On 01 Feb 2012 12:58:52 GMT, Han wrote:

Leon lcb11211@swbelldotnet wrote in
m:

On 1/31/2012 10:03 PM, zzzzzzzzzz wrote:
On Mon, 30 Jan 2012 06:14:14 -0600, Leonlcb11211@swbelldotnet
wrote:

On 1/29/2012 11:51 PM,
zzzzzzzzzz wrote:
On 30 Jan 2012 01:56:50 GMT, wrote:

snipped.
3.29 at the Gulf
3.39 at the Texaco

Oops, that was yesterday.
I like this site. Enter your zip and look. It's nationwide, I
think.
http://www.newjerseygasprices.com/Map_Gas_Prices.aspx


Last week a weird thing happened with gas prices around here. I
live in Atlanta during the week and commute back home to E. Alabama
for the weekend. Gas prices up there jumped $.40 just before last
weekend but they didn't move a penny here (they'd both increased
about $.20 in the week or two before that). The prices have been
unstable for a year, or more, but I found it odd that in the 75-100
miles there is such a difference in the deltas.

We see price differences like that in Houston.

This is really odd.

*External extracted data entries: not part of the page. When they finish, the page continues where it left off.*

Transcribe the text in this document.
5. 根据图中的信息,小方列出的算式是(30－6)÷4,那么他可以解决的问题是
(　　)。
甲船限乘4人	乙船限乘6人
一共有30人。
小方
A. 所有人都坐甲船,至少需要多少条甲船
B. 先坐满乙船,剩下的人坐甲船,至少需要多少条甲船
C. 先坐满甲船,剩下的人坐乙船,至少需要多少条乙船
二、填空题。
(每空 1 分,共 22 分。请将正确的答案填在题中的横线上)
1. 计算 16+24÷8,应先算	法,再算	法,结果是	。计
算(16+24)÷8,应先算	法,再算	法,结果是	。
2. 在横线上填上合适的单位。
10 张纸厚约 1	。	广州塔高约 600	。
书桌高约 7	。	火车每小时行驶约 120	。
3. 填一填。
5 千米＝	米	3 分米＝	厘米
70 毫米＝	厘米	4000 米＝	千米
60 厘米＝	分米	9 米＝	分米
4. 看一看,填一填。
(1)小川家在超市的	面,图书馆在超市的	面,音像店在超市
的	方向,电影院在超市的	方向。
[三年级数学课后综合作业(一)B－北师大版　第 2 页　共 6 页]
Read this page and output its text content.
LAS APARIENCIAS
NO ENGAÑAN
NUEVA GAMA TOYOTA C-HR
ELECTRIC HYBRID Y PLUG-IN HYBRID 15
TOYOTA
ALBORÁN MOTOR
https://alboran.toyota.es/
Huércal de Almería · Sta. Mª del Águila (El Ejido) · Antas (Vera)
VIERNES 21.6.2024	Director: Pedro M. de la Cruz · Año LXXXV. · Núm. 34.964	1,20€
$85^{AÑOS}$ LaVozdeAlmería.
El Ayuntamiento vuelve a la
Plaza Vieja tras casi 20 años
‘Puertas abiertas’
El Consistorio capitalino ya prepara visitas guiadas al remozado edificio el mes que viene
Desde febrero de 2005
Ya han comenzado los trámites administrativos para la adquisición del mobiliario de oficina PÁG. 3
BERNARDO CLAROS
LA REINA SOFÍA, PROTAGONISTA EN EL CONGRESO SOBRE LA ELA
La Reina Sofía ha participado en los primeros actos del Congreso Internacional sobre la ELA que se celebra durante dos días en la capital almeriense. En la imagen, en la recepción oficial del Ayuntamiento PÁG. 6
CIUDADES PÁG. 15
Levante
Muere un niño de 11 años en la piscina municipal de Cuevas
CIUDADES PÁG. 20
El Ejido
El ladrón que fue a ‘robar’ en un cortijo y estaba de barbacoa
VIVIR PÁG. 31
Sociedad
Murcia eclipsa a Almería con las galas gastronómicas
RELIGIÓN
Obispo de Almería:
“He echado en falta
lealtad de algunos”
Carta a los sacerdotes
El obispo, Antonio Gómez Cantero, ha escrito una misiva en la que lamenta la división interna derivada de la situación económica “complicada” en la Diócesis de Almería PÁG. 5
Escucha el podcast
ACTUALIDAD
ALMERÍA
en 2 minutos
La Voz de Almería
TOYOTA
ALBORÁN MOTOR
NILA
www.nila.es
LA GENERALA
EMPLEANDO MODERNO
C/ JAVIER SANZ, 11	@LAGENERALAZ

All of the stations here (SW Atlanta) just shot
up while the stations 75mi down I-85 didn't. It's usually about
$.10/gal more expensive here and that's about the difference in the
state gasoline taxes (little less, IIRC). It's not one station.


It is what the market will bare. Supply and demand have nothing to do
with the actual final pricing. The 40 cent higher stations tend to be
the ones with shops and in the more affluent part of town.


No, this difference is consistent across all brands. The $.40 is purely a
difference of 75mi.

Well, there is that, but 10 cents difference for different sides of a
railroad crossing? Exxon (not Texaco as I said before) versus Gulf in
07410


Sure, but it's still $.40 different 75mi away (and across state lines). Two
weeks ago the difference was $.10, about the same as the difference in gas
tax.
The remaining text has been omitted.